Mid-May, 2007: I was delighted to learn that four of the original
poems from my collection Strange Wisdoms of the Dead will
receive Honorable Mentions in this year's volume of The Year's Best
Fantasy and Horror: "Eating the Time Shark," "finale," "The
Psychic Above Burritoville," "saecula saeculorum." I'm also getting my
first ever Honorable Mention for a short story, for "The Music of
Bremen Farm," my demonic and bleak retelling of "The Bremen Town
Musicians," which appeared last year in Cabinet des
Fées.
April 2007: I'm going to be a writer's guest at RavenCon in Richmond this weekend (and Anita, of course, will be a costuming guest and masquerade judge). One of my charges will be running the Poetry Workshop, scheduled this Friday at 7 p.m. I just hope we (me, Bruce Boston, Marge Simon, Carolyn Clink, Kristy Tallman) get some poets to dissect — um, critique ... I'll also be a panelist for Saturday morning's Writer's Workshop and the host of Saturday night's Author Slam.
Helix: Speculative Fiction Quarterly has published "Gherem", a short story I co-wrote with fellow Roanoke writer Charles Saplak, which editor William Sanders calls "a gritty fantasy with a nasty sting in the tail."
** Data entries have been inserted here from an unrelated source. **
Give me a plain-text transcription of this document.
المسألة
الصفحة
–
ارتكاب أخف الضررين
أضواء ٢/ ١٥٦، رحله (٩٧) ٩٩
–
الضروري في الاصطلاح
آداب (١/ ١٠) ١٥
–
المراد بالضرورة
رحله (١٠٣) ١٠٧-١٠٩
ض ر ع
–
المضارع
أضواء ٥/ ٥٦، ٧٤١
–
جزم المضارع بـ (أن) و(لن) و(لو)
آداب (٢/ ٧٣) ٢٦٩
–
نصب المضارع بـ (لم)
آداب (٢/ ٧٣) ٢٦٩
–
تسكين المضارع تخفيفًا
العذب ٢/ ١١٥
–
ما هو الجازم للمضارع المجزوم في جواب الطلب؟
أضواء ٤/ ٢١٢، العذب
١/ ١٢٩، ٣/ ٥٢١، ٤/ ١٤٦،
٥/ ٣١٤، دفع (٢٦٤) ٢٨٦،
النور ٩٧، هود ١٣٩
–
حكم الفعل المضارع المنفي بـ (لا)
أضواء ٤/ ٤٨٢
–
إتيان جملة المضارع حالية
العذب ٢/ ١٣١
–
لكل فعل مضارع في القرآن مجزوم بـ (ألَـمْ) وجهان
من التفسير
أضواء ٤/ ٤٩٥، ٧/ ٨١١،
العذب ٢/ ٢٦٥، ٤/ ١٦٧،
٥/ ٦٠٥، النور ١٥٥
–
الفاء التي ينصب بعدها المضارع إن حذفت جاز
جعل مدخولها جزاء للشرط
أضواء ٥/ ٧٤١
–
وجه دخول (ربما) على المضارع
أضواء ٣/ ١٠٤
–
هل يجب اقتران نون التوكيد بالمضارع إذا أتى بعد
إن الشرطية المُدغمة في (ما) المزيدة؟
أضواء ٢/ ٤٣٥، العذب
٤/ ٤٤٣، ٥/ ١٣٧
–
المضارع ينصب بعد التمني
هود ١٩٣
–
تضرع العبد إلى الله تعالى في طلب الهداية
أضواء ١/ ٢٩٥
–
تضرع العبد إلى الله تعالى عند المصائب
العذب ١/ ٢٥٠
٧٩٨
Strange Horizons has also published a lengthy review of my MYTHIC 2 anthology.
March 2007:
SF Site has published an in-depth review of my MYTHIC 2 anthology.
Feb 2007: My poem "The Hollow Sphere" appears in the February issue of Lone Star Stories.
Nov 2006: The Philadelphia Inquirer reviews my latest poetry collection, Strange Wisdoms of the Dead.